Government dismisses 15,000 teachers

At service. The Permanent Secretary at the Ministry of Education, Mr Alex Kakooza. PHOTO BY MICHAEL KAKUMIRIZI

More than 15,000 teachers will have to look for jobs elsewhere after government rejected “questionable papers” they had submitted for registration under the Teacher Management Information System (TMIS).
Sunday Monitor has established that only 52,900 teachers have been registered under TMIS and issued with certificates.
Sources in the Ministry of Education told Sunday Monitor that majority of rejected teachers had forged documents. The mass registration of teachers across the country ended on December 31, 2019.
At the end of the registration deadline, 193,726 teachers had submitted their documents and they are pending approval. The government said those who had submitted their documents before the end of deadline are safe. At least for now.
Mr Alex Kakooza, the Permanent Secretary at the Ministry of Education, confirmed the numbers on Friday, and reiterated that a total of 262,332 teachers applied for the registration as of December 31 2019.
He confirmed that the academic documents of 15,706 teachers were “totally rejected” over various reason and that the registration of the teachers, who submitted their documents is still pending.
“The documents of teachers both secondary and primary teachers from government and private schools who submitted their documents before the deadline are still in the system yet to be approved,” Mr Kakooza said.
“Much as the deadline for mass registration ended, we are going to continue scrutinising their documents before we issue them with certificates,” he added.
The government is in the process of deleting affected teachers from the payroll.
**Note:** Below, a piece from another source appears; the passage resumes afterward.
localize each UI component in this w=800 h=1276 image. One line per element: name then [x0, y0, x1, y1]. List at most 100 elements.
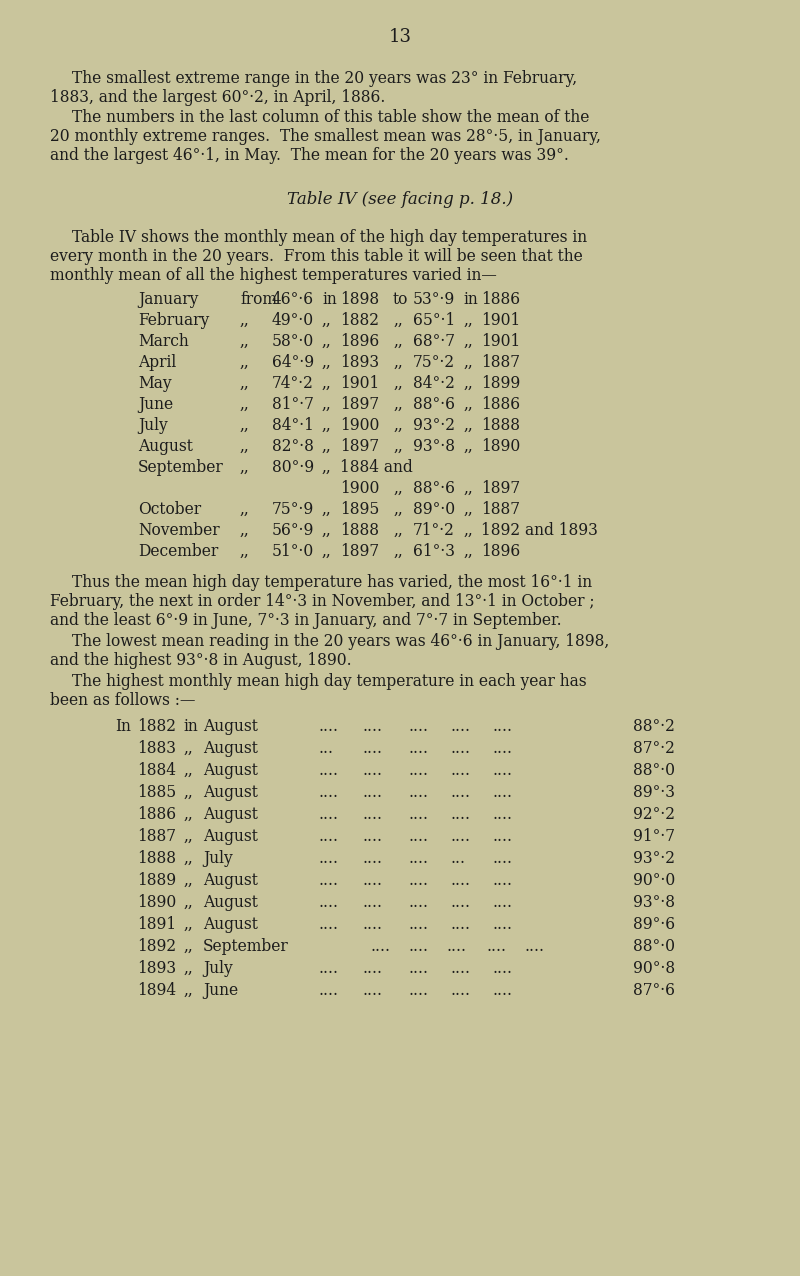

However, it is not yet clear whether teachers with questionable papers will be compelled to refund public funds.

Forgeries
The spokesperson of the Education ministry, Mr Patrick Muinda, clarified that some of the 15,706 teachers whose registration was rejected had forged documents while others did not upload all the required documents.
“After receiving the teachers’ documents, we went back to their respective institutions where they studied from to verify whether they really graduated from there.
“We established that the names of some teachers were not on the manual list of their institutions they claim to have graduated from and we sent them back and they have never come back,” Mr Muinda said.
He said that of the 262,332 teachers who submitted their documents to be registered, 259,000 (61,000 secondary teachers and 198,000 primary teacher) are teaching in the government schools.
This means that only 3,332 private teachers applied to be registered by the government.
The government on February 2019 ordered an online registration of all teachers across the country to streamline their services and help weed out ghost workers following reports of ghost teachers on government payroll and undue delays involved in registering and promoting teachers.

Integration
The Commissioner for teacher training and education, Dr Jane Egua, said: “We are going to integrate the list of teachers we have verified to the system of public service so that their salaries are processed. Those who are not on the TMIS system will not be paid because we do not know them.”
She also said the ministry has cancelled the old certificates that were being used by teachers since some of them were forged and fake.
The National Secretary Federation of Non-State Education Institutions (FENEI), Mr Patrick Kaboyo, complained that the ministry did not do enough sensitisation.
“You cannot expect to achieve 100 per cent of the results for the first time. I urge the Ministry of Education to extend the deadline and penalise those who will not be able to register.”

About TMIS system

TMIS system requires all teachers across the country to submit their bio data (names, place of residence, telephone numbers and email addresses, among others). The teachers were also asked to submit all their academic documents from Primary, secondary (Both O-Level and A-Level), certificates for those teachers who went to teaching colleges and transcripts and certificates for those who went to different universities.
The Ministry of Education then verifies the documents from Uganda National Examinations Board (Uneb) and the respective institutions one went to.